Она споткнулась о камень и упала. Жан бросился к ней. Подхватил на руки и приподнял над водой. Она кашляла и судорожно дышала.
– Проклятый камень! – ругалась она. – Я наступила на него и соскользнула, а тут и волна! Где этот камень?
– Да зачем он тебе? Пошли, я тебя отнесу, а то ещё хлебнешь воды.
Он медленно выходил и тоже наступил на камень.
– Не тот ли это камень? Я на него ногу поставил. Поднять?
– Подними. Он такой гладкий и мне хотелось бы поглядеть на него.
Жав отпустил Чениту, сам наклонился и нащупал камень. Он едва помещался в ладони. Овальной формы, гладкий, черного цвета с прожилками коричневого. Он оказался очень тяжелым.
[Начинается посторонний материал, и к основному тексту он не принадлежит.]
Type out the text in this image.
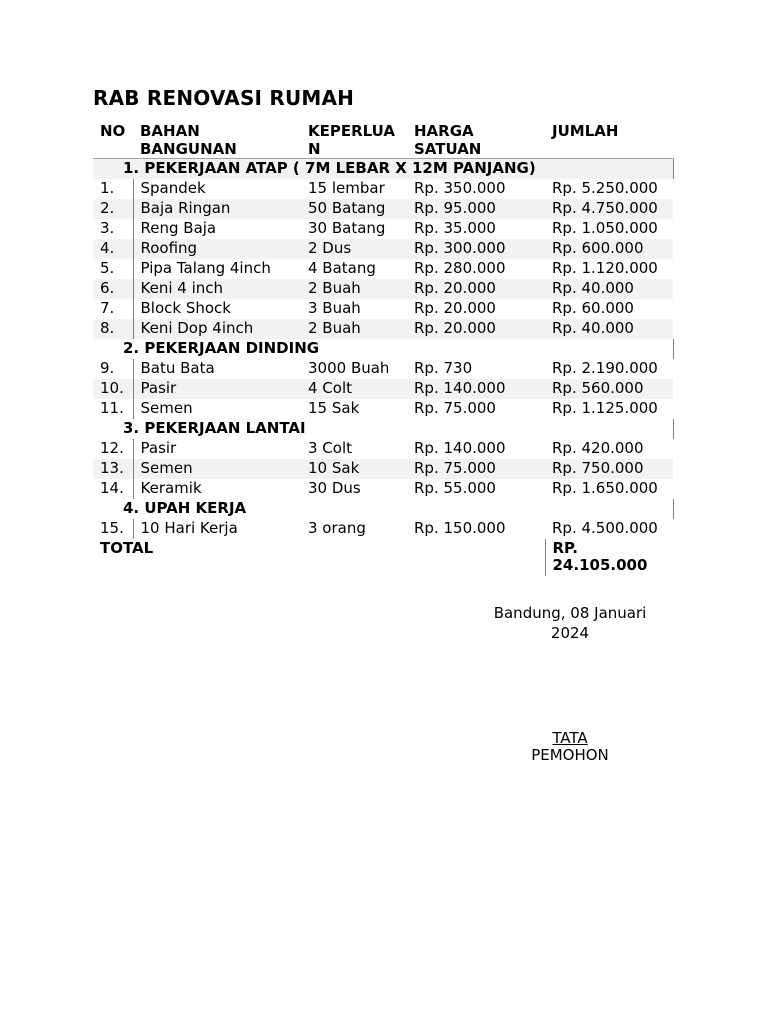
RAB RENOVASI RUMAH
NO	BAHAN BANGUNAN	KEPERLUAN	HARGA SATUAN	JUMLAH
1. PEKERJAAN ATAP ( 7M LEBAR X 12M PANJANG)				
1.	Spandek	15 lembar	Rp. 350.000	Rp. 5.250.000
2.	Baja Ringan	50 Batang	Rp. 95.000	Rp. 4.750.000
3.	Reng Baja	30 Batang	Rp. 35.000	Rp. 1.050.000
4.	Roofing	2 Dus	Rp. 300.000	Rp. 600.000
5.	Pipa Talang 4inch	4 Batang	Rp. 280.000	Rp. 1.120.000
6.	Keni 4 inch	2 Buah	Rp. 20.000	Rp. 40.000
7.	Block Shock	3 Buah	Rp. 20.000	Rp. 60.000
8.	Keni Dop 4inch	2 Buah	Rp. 20.000	Rp. 40.000
2. PEKERJAAN DINDING				
9.	Batu Bata	3000 Buah	Rp. 730	Rp. 2.190.000
10.	Pasir	4 Colt	Rp. 140.000	Rp. 560.000
11.	Semen	15 Sak	Rp. 75.000	Rp. 1.125.000
3. PEKERJAAN LANTAI				
12.	Pasir	3 Colt	Rp. 140.000	Rp. 420.000
13.	Semen	10 Sak	Rp. 75.000	Rp. 750.000
14.	Keramik	30 Dus	Rp. 55.000	Rp. 1.650.000
4. UPAH KERJA				
15.	10 Hari Kerja	3 orang	Rp. 150.000	Rp. 4.500.000
TOTAL				RP. 24.105.000
Bandung, 08 Januari 2024
TATA
PEMOHON
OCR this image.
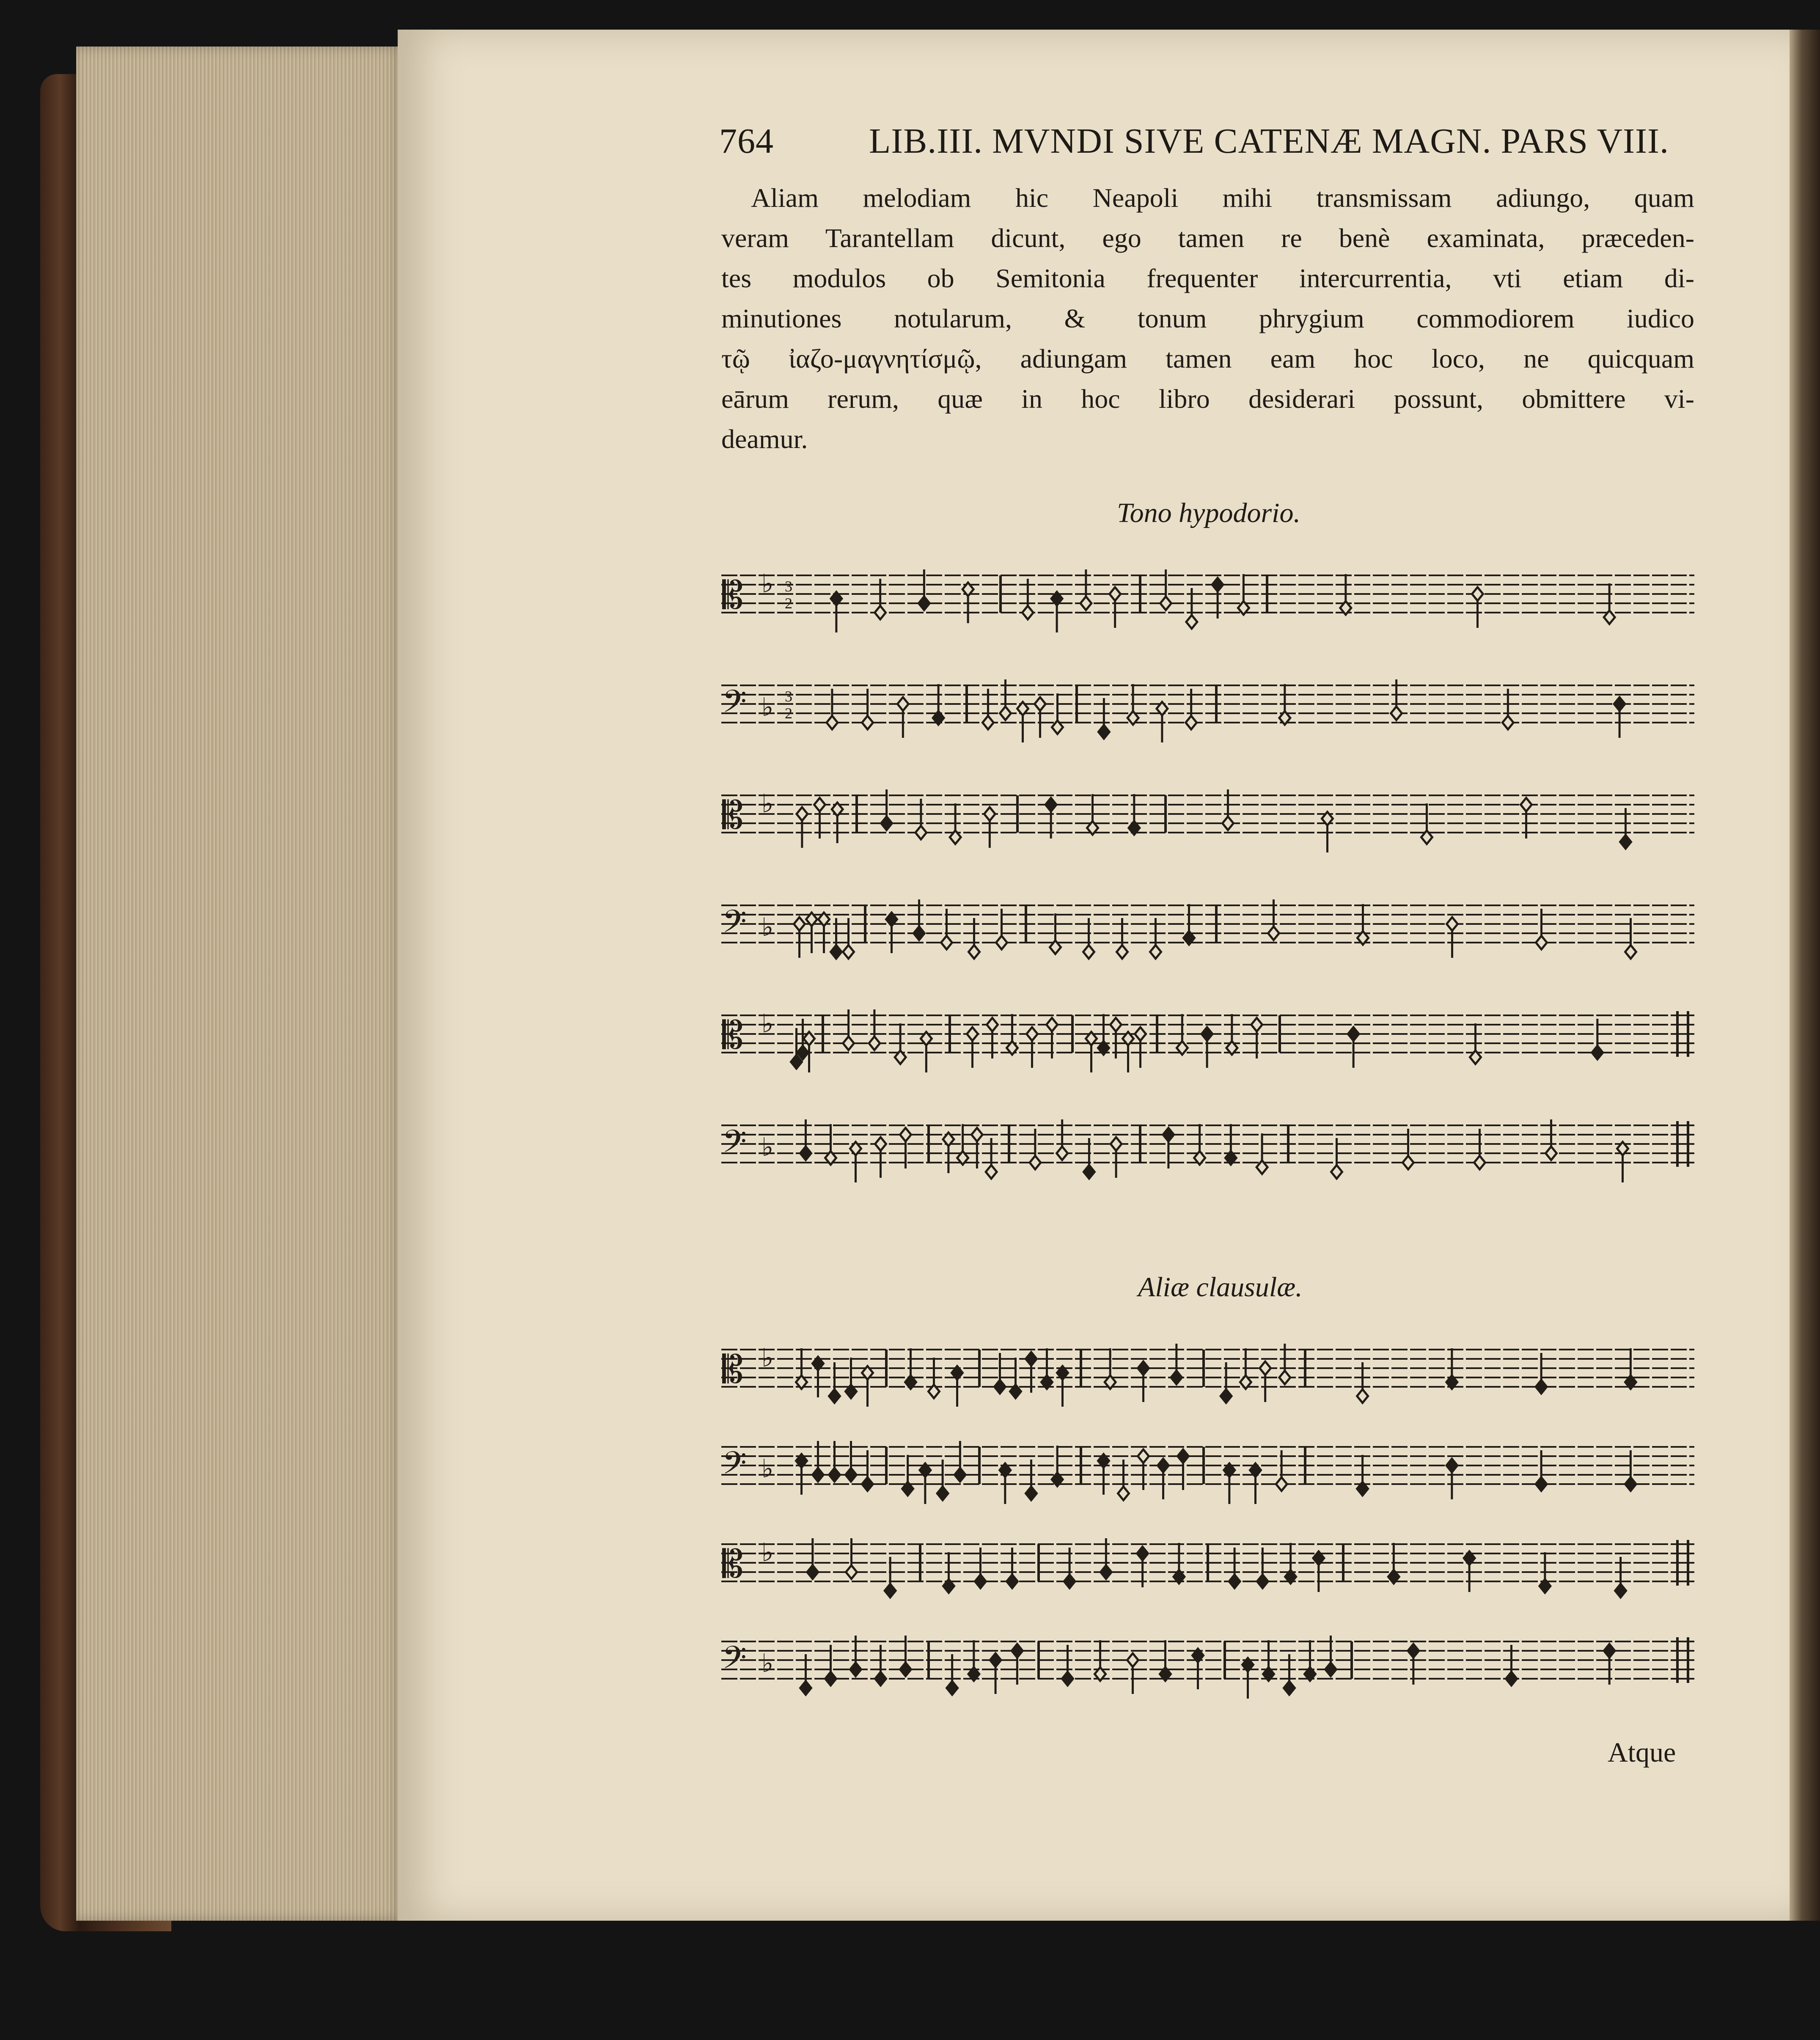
764	LIB.III. MVNDI SIVE CATENÆ MAGN. PARS VIII.
Aliam melodiam hic Neapoli mihi transmissam adiungo, quam
veram Tarantellam dicunt, ego tamen re benè examinata, præceden-
tes modulos ob Semitonia frequenter intercurrentia, vti etiam di-
minutiones notularum, & tonum phrygium commodiorem iudico
τῷ ἰαζο-μαγνητίσμῷ, adiungam tamen eam hoc loco, ne quicquam
eārum rerum, quæ in hoc libro desiderari possunt, obmittere vi-
deamur.
Tono hypodorio.
𝄡 ♭ 3
2
𝄢 ♭ 3
2
𝄡 ♭
𝄢 ♭
𝄡 ♭
𝄢 ♭
Aliæ clausulæ.
𝄡 ♭
𝄢 ♭
𝄡 ♭
𝄢 ♭
Atque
– Странный камень, – проговорил Жан и покачал на ладони, взвешивая. – Гляди, там какие-то знаки есть.
– То просто царапины, – не согласилась Ченита, взглянув на него. – И вправду очень тяжелый. Словно из свинца. Выбрось...
– Нет, он мне понравился. Дома будет напоминать о нашем приключении. Я его у себя в кабинете положу. Пусть лежит...
Он передал камень Чените, разделся и отжал одежду. Ченита ушла в палатку переодеться.
Шторм начал утихать лишь на третий день, как и говорил Жовен. Ченита чувствовала себя неважно. Были всё признаки небольшой простуды. Болела голова, кашель постоянно сотрясал её тело.
– Мадам, вам бы разогреть камень покрупнее и прикладывать к груди, – советовал кормщик. – Может помочь. И вина горячего выпить стоит. Согреть?
Она согласно кивнула. Вскоре Жовен положил камень в тряпочке на грудь у горла, предварительно заставив выпить горячего вина. Кружку она опорожнила с трудом, и легла, чувствуя, как тепло камня согревает её. Скоро стало приятно и покойно. Захотелось спать. Ведь полночи она спала плохо и сейчас её сморило. Она с осторожностью легла, стараясь не столкнуть камень с груди. И сон погрузил её в сладостное состояние блаженства.
Она проснулась ранним утром, проспав больше десяти часов кряду. Было ещё темно, и никто не успел встать. Море шумело, а ветер подвывал и трепыхал палатку. А Ченита с удивлением обнаружила, что она чувствует себя почти здоровой, кашлять желания не было, лишь в теле легкая истома.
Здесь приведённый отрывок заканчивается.